How did VLM get object id from the pixel observation?

stevenyangyj / Emma-Alfworld

Official code for the paper: Embodied Multi-Modal Agent trained by an LLM from a Parallel TextWorld

33 stars 0 forks source link

How did VLM get object id from the pixel observation? #2

Closed ShengranHu closed 3 months ago

ShengranHu commented 3 months ago

Hello. It's a nice paper and thank you for releasing the model code.

I have a question about your environment setting. From your paper and your sft data, the inputs of the VLM for each step only includes task description and the pixel observation, and the action space for the VLM agent is something like "pick up pan 2". However, I am confused about how can VLM know the object IDs from the pixel observation (e.g. why does it know the pan in the pixel observation is pan 2?) Or does the VLM agent also get observation in the text?

Thank you in advance.

stevenyangyj commented 3 months ago

Thanks so much for your interest! VLM has no information about the object id but LLM has. Hence, by imitation learning, VLM will learn to manipulate the correct objects. I hope this can address your question.

ShengranHu commented 3 months ago

Thanks for your answer.

I think I now understand how it works, but it is still somewhat counter-intuitive to me. For held-out tasks (e.g. seen/unseen valid/test set), the VLM can not get any info about the object ID, and the object ID it learned from training will not help. I am surprised that it can still predict the correct object ID in this scenario (I think that's even theoretically impossible).
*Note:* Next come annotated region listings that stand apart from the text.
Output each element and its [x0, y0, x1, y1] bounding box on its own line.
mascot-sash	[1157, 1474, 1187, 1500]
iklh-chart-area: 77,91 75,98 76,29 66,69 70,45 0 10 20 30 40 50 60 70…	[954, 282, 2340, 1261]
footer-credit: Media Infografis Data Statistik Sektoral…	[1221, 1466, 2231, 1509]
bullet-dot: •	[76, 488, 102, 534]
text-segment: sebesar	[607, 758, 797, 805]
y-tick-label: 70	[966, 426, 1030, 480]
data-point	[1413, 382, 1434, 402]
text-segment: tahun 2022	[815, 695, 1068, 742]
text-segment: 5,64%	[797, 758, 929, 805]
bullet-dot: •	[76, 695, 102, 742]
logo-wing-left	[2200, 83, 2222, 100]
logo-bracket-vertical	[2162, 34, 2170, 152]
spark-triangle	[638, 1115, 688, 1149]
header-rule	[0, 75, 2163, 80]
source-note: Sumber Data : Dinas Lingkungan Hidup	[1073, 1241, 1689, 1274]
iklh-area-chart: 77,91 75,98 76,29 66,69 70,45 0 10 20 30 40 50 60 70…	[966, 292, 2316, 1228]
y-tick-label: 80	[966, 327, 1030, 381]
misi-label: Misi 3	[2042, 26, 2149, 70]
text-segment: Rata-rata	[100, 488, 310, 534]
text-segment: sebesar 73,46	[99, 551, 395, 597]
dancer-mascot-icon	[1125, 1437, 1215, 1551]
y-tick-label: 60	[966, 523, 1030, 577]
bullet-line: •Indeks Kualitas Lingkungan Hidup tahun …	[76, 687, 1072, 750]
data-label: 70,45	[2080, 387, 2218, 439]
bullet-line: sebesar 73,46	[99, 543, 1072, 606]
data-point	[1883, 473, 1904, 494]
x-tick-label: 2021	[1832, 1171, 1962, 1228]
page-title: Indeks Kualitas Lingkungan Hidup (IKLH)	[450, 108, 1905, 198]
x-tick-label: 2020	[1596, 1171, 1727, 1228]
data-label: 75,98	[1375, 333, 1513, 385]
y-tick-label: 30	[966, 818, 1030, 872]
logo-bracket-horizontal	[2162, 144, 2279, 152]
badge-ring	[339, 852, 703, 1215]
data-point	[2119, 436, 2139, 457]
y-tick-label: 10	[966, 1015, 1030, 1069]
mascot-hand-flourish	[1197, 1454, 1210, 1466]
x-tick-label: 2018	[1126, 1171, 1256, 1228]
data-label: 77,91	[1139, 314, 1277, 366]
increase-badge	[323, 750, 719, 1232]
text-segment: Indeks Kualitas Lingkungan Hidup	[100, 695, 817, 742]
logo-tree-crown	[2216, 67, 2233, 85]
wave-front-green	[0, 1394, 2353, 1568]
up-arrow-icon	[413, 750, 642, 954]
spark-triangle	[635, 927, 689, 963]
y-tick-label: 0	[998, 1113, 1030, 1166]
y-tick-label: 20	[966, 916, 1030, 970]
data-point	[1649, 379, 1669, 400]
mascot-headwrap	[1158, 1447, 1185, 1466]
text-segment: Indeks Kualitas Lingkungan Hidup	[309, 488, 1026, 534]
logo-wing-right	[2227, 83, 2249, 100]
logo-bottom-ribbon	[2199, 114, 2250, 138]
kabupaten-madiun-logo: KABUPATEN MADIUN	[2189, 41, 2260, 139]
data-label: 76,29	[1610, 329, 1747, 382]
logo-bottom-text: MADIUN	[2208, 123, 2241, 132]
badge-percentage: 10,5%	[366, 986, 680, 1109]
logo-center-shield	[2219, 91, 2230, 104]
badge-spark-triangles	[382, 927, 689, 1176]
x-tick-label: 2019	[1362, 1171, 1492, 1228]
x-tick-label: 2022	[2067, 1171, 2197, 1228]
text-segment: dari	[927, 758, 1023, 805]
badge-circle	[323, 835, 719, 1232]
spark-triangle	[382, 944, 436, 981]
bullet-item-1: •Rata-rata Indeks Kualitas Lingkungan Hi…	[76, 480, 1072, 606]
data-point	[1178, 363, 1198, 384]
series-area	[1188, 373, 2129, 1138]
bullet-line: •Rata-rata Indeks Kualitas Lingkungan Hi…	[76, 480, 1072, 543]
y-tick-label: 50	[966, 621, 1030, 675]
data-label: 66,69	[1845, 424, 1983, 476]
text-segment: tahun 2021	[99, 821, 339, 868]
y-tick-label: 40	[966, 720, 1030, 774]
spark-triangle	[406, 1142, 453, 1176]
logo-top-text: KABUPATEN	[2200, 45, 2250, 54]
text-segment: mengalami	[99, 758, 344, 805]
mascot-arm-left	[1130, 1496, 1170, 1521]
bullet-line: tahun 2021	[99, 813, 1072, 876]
Would you consider releasing the evaluation code for your model in ALFworld sometime? Thanks.

stevenyangyj commented 3 months ago

I understand your concern. We actually do imitation learning on the 134 unseen tasks (unseen on the SFT stage), which is exactly consistent with other baselines such as vision-only or language-only agents. Moreover, this is consistent with the common evaluation methodology in imitation or reinforcement learning (i.e., training and evaluation within the same environment). How to get accurate object ID from only visual input is still an open problem, and the methods from the field of scene graph construction may help. We will continue to explore this direction. Thanks so much for your insightful comments

And yes, I will release the evaluation code.

ShengranHu commented 3 months ago

Thank you very much for your answer!